Le PSG peut il plomber sa place en EDF ? – « Je me dis ça depuis le début... Pourtant, j'ai été rappelé en Bleu alors qu'on n'était pas au top avec Paris. C'est paradoxal mais j'ai l'impression de réaliser ma saison la plus complète au PSG, alors qu'en Championnat, c'est la plus triste de l'histoire du club. C'est frustrant. Je me dis que je dois encore faire plus. Et, si je fais plus, j'aurai peut-être plus de chances d'être dans les vingt-trois de l'Euro. Maintenant, si mon équipe perd, c'est que je ne suis pas assez bon non plus. Alors, avant de penser à l'Euro, je dois penser à sauver Paris de la relégation, c'est un devoir à l'égard de mon employeur.
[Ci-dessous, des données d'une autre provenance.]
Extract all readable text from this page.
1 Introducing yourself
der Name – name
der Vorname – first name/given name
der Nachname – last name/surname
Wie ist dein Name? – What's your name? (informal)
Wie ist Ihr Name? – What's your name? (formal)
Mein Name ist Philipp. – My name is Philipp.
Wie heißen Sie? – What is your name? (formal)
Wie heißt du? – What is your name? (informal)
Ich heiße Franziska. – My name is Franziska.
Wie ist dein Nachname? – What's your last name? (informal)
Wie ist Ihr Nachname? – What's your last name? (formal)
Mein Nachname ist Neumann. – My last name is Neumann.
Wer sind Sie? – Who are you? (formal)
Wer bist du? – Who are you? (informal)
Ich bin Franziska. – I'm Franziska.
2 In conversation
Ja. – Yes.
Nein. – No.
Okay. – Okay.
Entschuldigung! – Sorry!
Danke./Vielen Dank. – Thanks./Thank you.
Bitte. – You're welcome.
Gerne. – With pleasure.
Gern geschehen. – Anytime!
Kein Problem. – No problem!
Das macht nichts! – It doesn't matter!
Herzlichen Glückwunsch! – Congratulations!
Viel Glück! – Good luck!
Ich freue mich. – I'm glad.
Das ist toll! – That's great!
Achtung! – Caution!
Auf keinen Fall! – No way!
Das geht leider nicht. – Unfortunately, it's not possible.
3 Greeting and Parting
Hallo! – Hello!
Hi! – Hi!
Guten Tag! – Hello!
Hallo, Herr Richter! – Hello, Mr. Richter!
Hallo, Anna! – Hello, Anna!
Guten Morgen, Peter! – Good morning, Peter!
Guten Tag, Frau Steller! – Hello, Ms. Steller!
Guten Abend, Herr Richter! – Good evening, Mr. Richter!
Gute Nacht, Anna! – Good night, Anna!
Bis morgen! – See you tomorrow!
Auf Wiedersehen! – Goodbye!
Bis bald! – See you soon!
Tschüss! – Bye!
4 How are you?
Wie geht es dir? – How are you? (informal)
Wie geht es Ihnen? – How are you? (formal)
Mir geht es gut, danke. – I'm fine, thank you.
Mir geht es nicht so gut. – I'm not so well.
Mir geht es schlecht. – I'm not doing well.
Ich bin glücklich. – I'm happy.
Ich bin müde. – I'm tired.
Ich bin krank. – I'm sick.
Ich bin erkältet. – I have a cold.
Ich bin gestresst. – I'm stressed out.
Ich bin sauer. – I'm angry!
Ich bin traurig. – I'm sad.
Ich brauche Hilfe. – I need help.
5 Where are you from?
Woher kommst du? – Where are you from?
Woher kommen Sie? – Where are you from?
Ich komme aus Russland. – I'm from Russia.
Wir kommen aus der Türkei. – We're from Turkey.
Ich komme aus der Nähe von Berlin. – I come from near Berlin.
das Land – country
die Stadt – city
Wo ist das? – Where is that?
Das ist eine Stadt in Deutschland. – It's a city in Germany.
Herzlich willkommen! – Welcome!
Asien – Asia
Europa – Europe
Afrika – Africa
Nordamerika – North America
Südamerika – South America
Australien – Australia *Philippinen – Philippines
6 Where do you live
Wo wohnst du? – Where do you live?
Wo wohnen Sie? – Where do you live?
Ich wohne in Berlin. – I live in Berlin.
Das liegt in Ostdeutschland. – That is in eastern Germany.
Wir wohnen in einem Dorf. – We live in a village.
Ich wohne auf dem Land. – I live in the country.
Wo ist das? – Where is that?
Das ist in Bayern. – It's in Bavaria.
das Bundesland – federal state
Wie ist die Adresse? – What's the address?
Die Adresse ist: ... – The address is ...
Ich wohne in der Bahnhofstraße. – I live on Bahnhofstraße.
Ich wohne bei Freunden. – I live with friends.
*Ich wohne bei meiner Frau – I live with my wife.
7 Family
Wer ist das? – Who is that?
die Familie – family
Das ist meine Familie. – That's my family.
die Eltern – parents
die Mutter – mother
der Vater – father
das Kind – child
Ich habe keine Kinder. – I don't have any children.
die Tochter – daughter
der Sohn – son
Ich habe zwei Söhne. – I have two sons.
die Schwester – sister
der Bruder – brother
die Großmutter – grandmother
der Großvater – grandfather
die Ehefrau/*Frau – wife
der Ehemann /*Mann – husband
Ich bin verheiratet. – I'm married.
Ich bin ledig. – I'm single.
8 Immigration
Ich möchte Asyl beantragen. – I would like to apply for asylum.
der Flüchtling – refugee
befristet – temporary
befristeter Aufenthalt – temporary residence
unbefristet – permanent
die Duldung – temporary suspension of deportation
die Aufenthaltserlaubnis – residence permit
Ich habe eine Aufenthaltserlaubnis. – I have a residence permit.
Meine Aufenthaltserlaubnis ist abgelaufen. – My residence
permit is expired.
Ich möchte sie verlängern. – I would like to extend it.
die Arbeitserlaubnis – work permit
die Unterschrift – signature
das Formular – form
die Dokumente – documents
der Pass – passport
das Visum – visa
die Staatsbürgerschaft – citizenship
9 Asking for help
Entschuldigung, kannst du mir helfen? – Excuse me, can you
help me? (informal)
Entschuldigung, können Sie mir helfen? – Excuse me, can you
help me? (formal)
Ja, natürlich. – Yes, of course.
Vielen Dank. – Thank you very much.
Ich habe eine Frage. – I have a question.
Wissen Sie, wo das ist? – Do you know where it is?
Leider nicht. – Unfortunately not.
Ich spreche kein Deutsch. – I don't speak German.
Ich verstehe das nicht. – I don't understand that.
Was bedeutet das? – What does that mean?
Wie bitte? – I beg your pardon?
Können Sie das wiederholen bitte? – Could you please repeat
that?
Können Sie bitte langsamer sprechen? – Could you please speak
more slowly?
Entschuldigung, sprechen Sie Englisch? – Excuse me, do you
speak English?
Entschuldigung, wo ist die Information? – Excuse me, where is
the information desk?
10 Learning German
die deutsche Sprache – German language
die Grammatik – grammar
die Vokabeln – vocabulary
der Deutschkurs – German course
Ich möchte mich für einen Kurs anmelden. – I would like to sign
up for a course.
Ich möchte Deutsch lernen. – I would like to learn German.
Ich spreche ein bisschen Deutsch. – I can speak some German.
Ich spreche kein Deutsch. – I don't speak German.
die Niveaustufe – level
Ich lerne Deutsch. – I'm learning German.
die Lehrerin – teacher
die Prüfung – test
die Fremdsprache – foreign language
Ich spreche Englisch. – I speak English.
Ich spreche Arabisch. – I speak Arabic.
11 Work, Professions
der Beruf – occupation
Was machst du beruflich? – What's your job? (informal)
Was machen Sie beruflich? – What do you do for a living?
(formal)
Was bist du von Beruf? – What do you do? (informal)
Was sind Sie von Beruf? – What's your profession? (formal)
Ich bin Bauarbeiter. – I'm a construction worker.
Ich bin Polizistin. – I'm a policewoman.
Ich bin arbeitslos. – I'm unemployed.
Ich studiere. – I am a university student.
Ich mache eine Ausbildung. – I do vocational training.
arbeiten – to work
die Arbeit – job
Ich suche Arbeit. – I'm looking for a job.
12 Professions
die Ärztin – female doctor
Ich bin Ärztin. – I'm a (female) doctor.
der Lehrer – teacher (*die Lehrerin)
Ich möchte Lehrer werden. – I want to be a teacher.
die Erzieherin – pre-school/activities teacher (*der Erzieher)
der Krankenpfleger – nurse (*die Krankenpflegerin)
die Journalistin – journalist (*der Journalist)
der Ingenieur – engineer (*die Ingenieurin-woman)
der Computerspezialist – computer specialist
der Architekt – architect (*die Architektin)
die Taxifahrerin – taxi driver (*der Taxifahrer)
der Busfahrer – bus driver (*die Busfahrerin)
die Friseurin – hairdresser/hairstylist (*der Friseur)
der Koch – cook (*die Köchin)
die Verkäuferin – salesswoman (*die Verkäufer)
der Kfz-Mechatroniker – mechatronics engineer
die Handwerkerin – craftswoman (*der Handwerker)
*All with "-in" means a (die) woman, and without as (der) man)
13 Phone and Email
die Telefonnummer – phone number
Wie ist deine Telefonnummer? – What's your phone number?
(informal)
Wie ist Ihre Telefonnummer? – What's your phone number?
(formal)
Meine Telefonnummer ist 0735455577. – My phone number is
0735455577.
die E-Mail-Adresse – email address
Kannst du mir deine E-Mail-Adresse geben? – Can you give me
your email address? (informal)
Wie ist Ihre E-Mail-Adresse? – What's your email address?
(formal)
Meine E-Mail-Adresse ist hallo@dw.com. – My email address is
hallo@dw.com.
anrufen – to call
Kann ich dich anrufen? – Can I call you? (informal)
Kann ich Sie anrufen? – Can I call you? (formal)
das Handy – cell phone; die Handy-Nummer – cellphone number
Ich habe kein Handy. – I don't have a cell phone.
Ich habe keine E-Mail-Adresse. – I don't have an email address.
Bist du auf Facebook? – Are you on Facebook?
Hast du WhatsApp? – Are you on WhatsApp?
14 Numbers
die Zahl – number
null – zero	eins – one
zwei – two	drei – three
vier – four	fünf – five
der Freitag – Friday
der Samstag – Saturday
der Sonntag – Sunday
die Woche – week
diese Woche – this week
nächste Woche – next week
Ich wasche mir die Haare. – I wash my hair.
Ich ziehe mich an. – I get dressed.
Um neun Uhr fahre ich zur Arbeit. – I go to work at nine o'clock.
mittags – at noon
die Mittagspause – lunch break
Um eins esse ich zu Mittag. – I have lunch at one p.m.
L'Euro, c'est dans deux mois. Si, entre temps, on ajoute à notre CV la ligne : “A fait descendre Paris en Ligue 2”, ce sera un boulet à vie. »

Le chambrage dans les vestiaires – « On se fait chambrer en équipe de France, on se fait chambrer dans la rue, on se fait chambrer partout. J'en ai marre, marre de recevoir des messages “on est avec toi, ça doit être dur”... Je préférerais recevoir des messages de félicitations pour un beau parcours en Championnat. Ça se joue à si peu de chose : 6 ou 7 points. »



SON PARCOURS APRES MONACO

Son rêve de gosse - « Moi, je suis dans un club dont je rêvais quand j'étais gamin, c'est une chance. Je joue pour la ville dont je suis originaire, c'est aussi une chance. J'ai un encadrement familial très proche, c'est encore une chance. Finalement, j'ai pas mal de chance. Après, c'est vrai que c'est dur aujourd'hui au Camp des Loges, mais on va trouver le remède pour sauver ce club. Il faut juste arrêter de parler d'ambition quand on ne s'en donne pas les moyens. »

Où sera-t-il la saison prochaine ? – « Je viens de prolonger »

Si Paris descend en Ligue 2 – « Eh bien, je serai dans lamerde... Car si Paris est en L 2, on va tous prendre une claque médiatiquement. Personne ne va s'y retrouver. C'est pour ça qu'aujourd'hui, il faut penser “club”, tous ensemble. Et prouver qu'on est un vrai groupe. »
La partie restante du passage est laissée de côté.